I’d like to share with you some considerations about maintenance mode. From a design point of view maintenance mode is a great feature: I can suspend monitoring of single objects or objects groups. So I can suspend a single computer as well as my distributed app down to that single database instance. OK, the UI lacks the ability of schedule maintenance mode, but there are plenty of powershell scripts out there that can help you with this. So we though it could have been a good idea to schedule maintenance mode to adhere to defined maintenance windows for our systems. It’s only when we started to use maintenance mode that the nasty side (immo) came out.

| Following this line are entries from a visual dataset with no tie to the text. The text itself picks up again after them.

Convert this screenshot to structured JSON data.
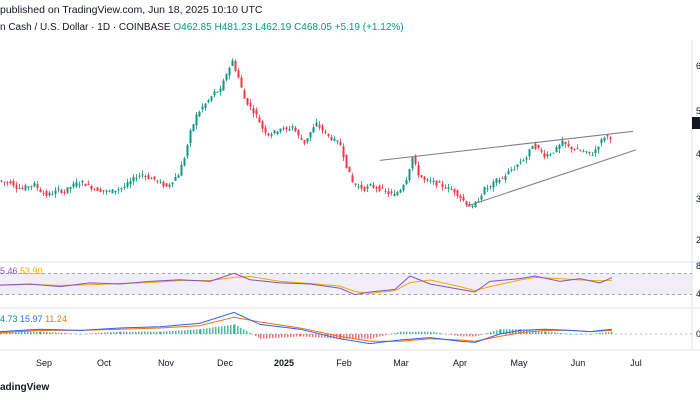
{
  "header": {
    "published": "published on TradingView.com, Jun 18, 2025 10:10 UTC",
    "symbol": "n Cash / U.S. Dollar · 1D · COINBASE",
    "open": "O462.85",
    "high": "H481.23",
    "low": "L462.19",
    "close": "C468.05",
    "change": "+5.19 (+1.12%)"
  },
  "rsi_label": {
    "v1": "5.46",
    "v2": "53.90"
  },
  "macd_label": {
    "v1": "4.73",
    "v2": "15.97",
    "v3": "11.24"
  },
  "footer": {
    "brand": "adingView"
  },
  "colors": {
    "up": "#089981",
    "down": "#f23645",
    "rsi": "#7e57c2",
    "rsi_ma": "#f7a600",
    "macd": "#2962ff",
    "signal": "#ff6d00"
  },
  "chart_data": {
    "type": "candlestick",
    "x_ticks": [
      "Sep",
      "Oct",
      "Nov",
      "Dec",
      "2025",
      "Feb",
      "Mar",
      "Apr",
      "May",
      "Jun",
      "Jul"
    ],
    "y_ticks_right": [
      "6",
      "5",
      "4",
      "3",
      "2"
    ],
    "ylim": [
      180,
      700
    ],
    "price_path": [
      [
        0,
        365
      ],
      [
        6,
        360
      ],
      [
        12,
        362
      ],
      [
        18,
        350
      ],
      [
        24,
        345
      ],
      [
        30,
        352
      ],
      [
        36,
        355
      ],
      [
        42,
        340
      ],
      [
        48,
        330
      ],
      [
        54,
        335
      ],
      [
        60,
        342
      ],
      [
        66,
        338
      ],
      [
        72,
        350
      ],
      [
        78,
        358
      ],
      [
        84,
        360
      ],
      [
        90,
        352
      ],
      [
        96,
        345
      ],
      [
        102,
        342
      ],
      [
        108,
        338
      ],
      [
        114,
        340
      ],
      [
        120,
        345
      ],
      [
        126,
        350
      ],
      [
        132,
        362
      ],
      [
        138,
        375
      ],
      [
        144,
        380
      ],
      [
        150,
        372
      ],
      [
        156,
        368
      ],
      [
        162,
        358
      ],
      [
        168,
        350
      ],
      [
        174,
        365
      ],
      [
        180,
        380
      ],
      [
        186,
        420
      ],
      [
        192,
        480
      ],
      [
        198,
        520
      ],
      [
        204,
        540
      ],
      [
        210,
        555
      ],
      [
        216,
        575
      ],
      [
        222,
        580
      ],
      [
        228,
        620
      ],
      [
        234,
        650
      ],
      [
        240,
        610
      ],
      [
        246,
        560
      ],
      [
        252,
        540
      ],
      [
        258,
        520
      ],
      [
        264,
        490
      ],
      [
        270,
        475
      ],
      [
        276,
        480
      ],
      [
        282,
        490
      ],
      [
        288,
        485
      ],
      [
        294,
        495
      ],
      [
        300,
        470
      ],
      [
        306,
        455
      ],
      [
        312,
        480
      ],
      [
        318,
        500
      ],
      [
        324,
        485
      ],
      [
        330,
        470
      ],
      [
        336,
        460
      ],
      [
        342,
        450
      ],
      [
        348,
        400
      ],
      [
        354,
        360
      ],
      [
        360,
        350
      ],
      [
        366,
        345
      ],
      [
        372,
        352
      ],
      [
        378,
        348
      ],
      [
        384,
        342
      ],
      [
        390,
        335
      ],
      [
        396,
        330
      ],
      [
        402,
        345
      ],
      [
        408,
        370
      ],
      [
        414,
        420
      ],
      [
        420,
        380
      ],
      [
        426,
        365
      ],
      [
        432,
        362
      ],
      [
        438,
        358
      ],
      [
        444,
        352
      ],
      [
        450,
        345
      ],
      [
        456,
        340
      ],
      [
        462,
        325
      ],
      [
        468,
        310
      ],
      [
        474,
        300
      ],
      [
        480,
        320
      ],
      [
        486,
        345
      ],
      [
        492,
        350
      ],
      [
        498,
        365
      ],
      [
        504,
        370
      ],
      [
        510,
        385
      ],
      [
        516,
        395
      ],
      [
        522,
        410
      ],
      [
        528,
        420
      ],
      [
        534,
        450
      ],
      [
        540,
        440
      ],
      [
        546,
        425
      ],
      [
        552,
        430
      ],
      [
        558,
        440
      ],
      [
        564,
        455
      ],
      [
        570,
        445
      ],
      [
        576,
        440
      ],
      [
        582,
        435
      ],
      [
        588,
        430
      ],
      [
        594,
        428
      ],
      [
        600,
        450
      ],
      [
        606,
        470
      ],
      [
        612,
        468
      ]
    ],
    "wedge_upper": [
      [
        380,
        413
      ],
      [
        633,
        482
      ]
    ],
    "wedge_lower": [
      [
        466,
        303
      ],
      [
        636,
        438
      ]
    ],
    "rsi_path": [
      [
        0,
        48
      ],
      [
        30,
        50
      ],
      [
        60,
        45
      ],
      [
        90,
        52
      ],
      [
        120,
        50
      ],
      [
        150,
        55
      ],
      [
        180,
        58
      ],
      [
        210,
        55
      ],
      [
        234,
        70
      ],
      [
        250,
        58
      ],
      [
        280,
        52
      ],
      [
        310,
        50
      ],
      [
        340,
        42
      ],
      [
        355,
        30
      ],
      [
        370,
        35
      ],
      [
        395,
        40
      ],
      [
        410,
        65
      ],
      [
        430,
        50
      ],
      [
        460,
        40
      ],
      [
        475,
        35
      ],
      [
        490,
        55
      ],
      [
        520,
        60
      ],
      [
        535,
        65
      ],
      [
        560,
        55
      ],
      [
        580,
        60
      ],
      [
        600,
        52
      ],
      [
        612,
        62
      ]
    ],
    "macd_path": [
      [
        0,
        2
      ],
      [
        40,
        4
      ],
      [
        80,
        3
      ],
      [
        120,
        5
      ],
      [
        160,
        6
      ],
      [
        200,
        9
      ],
      [
        234,
        18
      ],
      [
        260,
        8
      ],
      [
        300,
        4
      ],
      [
        340,
        -4
      ],
      [
        370,
        -8
      ],
      [
        400,
        -5
      ],
      [
        430,
        -3
      ],
      [
        460,
        -6
      ],
      [
        475,
        -7
      ],
      [
        500,
        0
      ],
      [
        520,
        3
      ],
      [
        545,
        4
      ],
      [
        570,
        3
      ],
      [
        590,
        2
      ],
      [
        612,
        4
      ]
    ],
    "signal_path": [
      [
        0,
        1
      ],
      [
        40,
        3
      ],
      [
        80,
        3
      ],
      [
        120,
        4
      ],
      [
        160,
        5
      ],
      [
        200,
        7
      ],
      [
        234,
        14
      ],
      [
        260,
        10
      ],
      [
        300,
        5
      ],
      [
        340,
        -2
      ],
      [
        370,
        -6
      ],
      [
        400,
        -6
      ],
      [
        430,
        -4
      ],
      [
        460,
        -5
      ],
      [
        475,
        -6
      ],
      [
        500,
        -2
      ],
      [
        520,
        1
      ],
      [
        545,
        3
      ],
      [
        570,
        3
      ],
      [
        590,
        2
      ],
      [
        612,
        3
      ]
    ]
  }
}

The net result of maintenance mode is: performance hit and closed alerts that should not. The alert closing behavior is the issue that pushed us to get rid of scheduled maintenance in favor of custom scripts to suppress alerts generated during maintenance windows.
What happens? When a managed entity is put into maintenance mode all its monitors status are changed to “Unmonitored”. The state change is used to track availability vs maintenance vs unavailability periods. When the maintenance window comes to an end all the monitors are reset, for monitors with On Demand Detections these are run to check the monitor status, for monitors without On Demand Detections they are reset to “green”.
So when we wake up form maintenance we have un status change from unknown to “true” status for monitor with on demand detections and to green for monitors without. This status change hits the RMS and then the DB. Old open alerts are closed when needed new alerts are opened.
Fig 1. alerts closed and then reopened after maintenance window.
But that’s not all, monitors without On Demand Detections are turned green and then recalculated, this means some of them will remain green but probably some of them will turn to red or yellow (state change once again).
Fig 2. Typical behavior of a monitor with on demand detections. Red – Unknown – Red
Fig 3. Typical behavior for a monitor without on demand detections. Red – Unknown – Green – Red
When monitors with “auto resolve alert” are reset (after maintenance mode) all the open alerts get closed with their associated properties you may have changed (i.e. resolution status, trouble ticket id, custom properties, …), for monitors still in troubles a brand new alert gets opened. This caused a lot of confusion for our support people and pushed us away from scheduled maintenance.
In the next few weeks I’ll check if maintenance mode behavior is changed with R2.